Single by Luke Bryan

from the album Doin' My Thing
- Released: May 4, 2009
- Recorded: 2009
- Genre: Country
- Length: 3:57
- Label: Capitol Nashville
- Songwriters: Luke Bryan; Dave Haywood; Charles Kelley;
- Producer: Jeff Stevens

Luke Bryan singles chronology
| "Country Man" (2008) | "Do I" (2009) | "Rain Is a Good Thing" (2010) |

= Do I =

"Do I" is a song co-written and recorded by American country music artist Luke Bryan. It was released in May 2009 as the lead-off single from his album Doin' My Thing. Bryan co-wrote the song with Dave Haywood and Charles Kelley of the group Lady Antebellum, whose co-lead singer Hillary Scott is featured on background vocals. "Do I" is about a couple questioning the status of their relationship.

The song received mixed reviews from critics wary of Bryan's delivery in the lyrics. "Do I" peaked at number 2 on both the Billboard Country Airplay and Hot Country Songs charts respectively, both times behind Lady A's own song "Need You Now". It also gave Bryan his first top 40 hit on the Hot 100 chart, charting at number 34. The song was certified 4× Platinum by the Recording Industry Association of America, and has sold 1,755,000 copies in that country as of March 2019. The song also charted in Canada, peaking at number 66 on the Canadian Hot 100 chart.

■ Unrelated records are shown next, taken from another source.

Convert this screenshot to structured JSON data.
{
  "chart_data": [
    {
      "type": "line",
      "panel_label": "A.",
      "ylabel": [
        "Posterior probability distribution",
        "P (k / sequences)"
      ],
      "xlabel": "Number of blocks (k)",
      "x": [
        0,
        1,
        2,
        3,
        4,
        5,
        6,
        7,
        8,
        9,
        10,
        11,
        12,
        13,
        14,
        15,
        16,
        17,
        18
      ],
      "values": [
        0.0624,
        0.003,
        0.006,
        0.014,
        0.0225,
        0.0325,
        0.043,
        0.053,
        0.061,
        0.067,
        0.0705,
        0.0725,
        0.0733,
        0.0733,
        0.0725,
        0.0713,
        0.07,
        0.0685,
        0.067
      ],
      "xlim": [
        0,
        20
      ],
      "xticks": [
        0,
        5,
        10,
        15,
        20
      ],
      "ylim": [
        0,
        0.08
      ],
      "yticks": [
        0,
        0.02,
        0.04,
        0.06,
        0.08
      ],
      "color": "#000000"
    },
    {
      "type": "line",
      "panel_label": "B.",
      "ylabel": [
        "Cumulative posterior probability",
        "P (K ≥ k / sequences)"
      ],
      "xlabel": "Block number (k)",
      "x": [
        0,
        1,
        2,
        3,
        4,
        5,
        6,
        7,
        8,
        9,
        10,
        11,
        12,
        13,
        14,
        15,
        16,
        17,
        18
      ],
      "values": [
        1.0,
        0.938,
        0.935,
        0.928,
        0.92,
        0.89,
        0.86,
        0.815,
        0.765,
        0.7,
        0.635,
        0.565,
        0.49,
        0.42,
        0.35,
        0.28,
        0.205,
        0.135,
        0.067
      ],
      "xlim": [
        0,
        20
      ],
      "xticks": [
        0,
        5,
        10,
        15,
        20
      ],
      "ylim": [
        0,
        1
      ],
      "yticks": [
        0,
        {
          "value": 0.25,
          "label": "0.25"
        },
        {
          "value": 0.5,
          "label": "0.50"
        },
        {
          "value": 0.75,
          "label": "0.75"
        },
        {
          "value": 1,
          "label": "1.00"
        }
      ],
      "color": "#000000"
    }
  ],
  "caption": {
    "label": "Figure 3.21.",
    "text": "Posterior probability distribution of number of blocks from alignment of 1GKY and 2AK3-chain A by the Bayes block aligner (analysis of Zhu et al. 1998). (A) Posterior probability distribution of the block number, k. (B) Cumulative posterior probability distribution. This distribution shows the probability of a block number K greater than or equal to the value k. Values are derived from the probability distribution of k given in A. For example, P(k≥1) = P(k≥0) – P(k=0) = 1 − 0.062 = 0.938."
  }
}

An accompanying music video for the song, directed by Shaun Silva, is set in a high rise condominium where Bryan contemplates his relationship with his girlfriend.

==Content==
Bryan told CMT that, "the song is about a couple that doesn't know if their worlds are right with each other, or they don't know how their relationship's going down hill".

The song is in the key of A major, with Bryan's vocals ranging from C♯_{3} to F♯_{4}.

==Critical reception==
Stephen M. Deusner of Engine 145 gave the song a thumbs-down. Although he described the lyrics favorably by saying that "the scenario is all the more affecting for its mundanity" and "'Do I' implies no hint of a happily ever after, and that ambiguity gives the lyrics extra impact", Deusner criticized Bryan's vocal performance, saying "it never quite conveys much desperation or despair. There’s no worry in his voice, nor does it sound like he’s trying to keep a stoic front." Chris Neal of Country Weekly described the song favorably in his review of the album, saying that it "shows a knack for convincingly delivering hymns to thwarted love."

==Commercial performance==
"Do I" debuted on the U.S. Billboard Hot Country Songs chart at number 53 for the chart week of May 9, 2009. In November 2009, the song became his first top 40 on the Billboard Hot 100 chart. The song has sold 1,755,000 copies in the U.S. as of March 2019.

==Music video==
The music video was directed by Shaun Silva and was filmed in a high rise condominium in downtown Nashville. It features Luke Bryan dealing with the relationship with his girlfriend. It premiered on Amazon.com on June 29, 2009.

==Charts and certifications==

===Weekly charts===

| Chart (2009–2010) | Peak position |
|---|---|
| Canada Hot 100 (Billboard) | 66 |
| Canada Country (Billboard) | 4 |
| US Country Airplay (Billboard) | 2 |
| US Hot Country Songs (Billboard) | 2 |
| US Billboard Hot 100 | 34 |

===Year-end charts===

| Chart (2009) | Position |
|---|---|
| US Country Songs (Billboard) | 41 |
| Chart (2010) | Position |
| US Country Songs (Billboard) | 59 |

===Certifications===

| Region | Certification | Certified units/sales |
| United States (RIAA) | 5× Platinum | 5,000,000^{‡} |
^{‡} Sales+streaming figures based on certification alone.